Quel a été le point de départ de ce film?

Le point de départ c'est sûrement cela, de m'être retrouvé fasciné par sa personne et sa cinéphilie il y a dix ans. Par la suite j'ai pris connaissance de son travail d'actrice, puis je l'ai aidée à faire son propre film, dont le tournage vient d'ailleurs de prendre fin. Un jour, je l’écoutais parler à ses actrices, je l’écoutais raconter son histoire de la même manière qu'elle me l'avait racontée, et ça a été le déclic. Tout le film était là: dans sa manière de se réapproprier son histoire et son identité par la parole, en utilisant le langage comme un outil. A ce moment-là, je me suis rendu compte qu'il ne me manquait plus qu'une caméra.

Dans le programme du festival Cinéma du réel, votre film est décrit comme étant à la fois une fiction et un documentaire. Pouvez vous nous nous en dire plus sur cette ambivalence ?
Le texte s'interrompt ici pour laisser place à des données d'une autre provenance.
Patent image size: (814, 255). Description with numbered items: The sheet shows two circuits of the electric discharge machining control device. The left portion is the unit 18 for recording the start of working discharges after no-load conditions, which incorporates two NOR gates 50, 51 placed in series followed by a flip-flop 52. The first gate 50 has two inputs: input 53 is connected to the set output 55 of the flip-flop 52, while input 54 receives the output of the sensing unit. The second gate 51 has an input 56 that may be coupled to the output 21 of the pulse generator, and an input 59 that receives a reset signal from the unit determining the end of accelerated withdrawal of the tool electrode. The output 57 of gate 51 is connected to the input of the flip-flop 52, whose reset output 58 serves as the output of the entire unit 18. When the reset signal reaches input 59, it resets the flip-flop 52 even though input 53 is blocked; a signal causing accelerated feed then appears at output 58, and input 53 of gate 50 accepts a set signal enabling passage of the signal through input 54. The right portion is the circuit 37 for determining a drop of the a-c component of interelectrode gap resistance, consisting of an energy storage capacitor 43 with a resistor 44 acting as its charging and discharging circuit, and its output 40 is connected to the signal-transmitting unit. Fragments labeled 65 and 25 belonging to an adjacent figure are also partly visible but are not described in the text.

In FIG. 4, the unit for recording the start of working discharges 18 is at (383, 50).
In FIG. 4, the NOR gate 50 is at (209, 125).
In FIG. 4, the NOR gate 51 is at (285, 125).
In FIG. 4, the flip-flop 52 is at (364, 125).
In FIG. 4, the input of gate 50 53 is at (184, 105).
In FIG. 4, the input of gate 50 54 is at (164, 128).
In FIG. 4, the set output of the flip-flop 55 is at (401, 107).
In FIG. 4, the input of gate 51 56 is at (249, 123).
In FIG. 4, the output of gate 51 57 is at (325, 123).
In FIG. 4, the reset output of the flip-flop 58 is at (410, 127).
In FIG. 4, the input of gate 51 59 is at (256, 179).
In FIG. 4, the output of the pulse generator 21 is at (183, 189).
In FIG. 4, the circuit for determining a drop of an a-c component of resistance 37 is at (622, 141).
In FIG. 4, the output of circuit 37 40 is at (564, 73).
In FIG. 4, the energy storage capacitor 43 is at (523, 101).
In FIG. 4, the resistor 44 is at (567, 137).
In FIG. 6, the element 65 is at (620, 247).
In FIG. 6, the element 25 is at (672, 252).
Avant de faire ce film, j'ai tourné dix courts métrages, et dans chacun d'entre eux j'approfondis cette thématique. Dans mon tout premier film, je faisais le portrait d'un poète aveugle adepte du sadomasochisme, quelqu'un de très connu au Brésil, et j’étais déjà à la fois dans le réel et la fiction. En tant que spectateur, j'aime quand les films sont à cheval sur les deux, et en tant que réalisateur, j'aime emmener les spectateur sur ce terrain-là. J'aime que ces derniers se posent la question de ce qui est réel ou non à l'écran, car cela les incite par la suite à remettre en question ce qui les entoure dans la réalité. C'est cela mon but en tant que cinéaste.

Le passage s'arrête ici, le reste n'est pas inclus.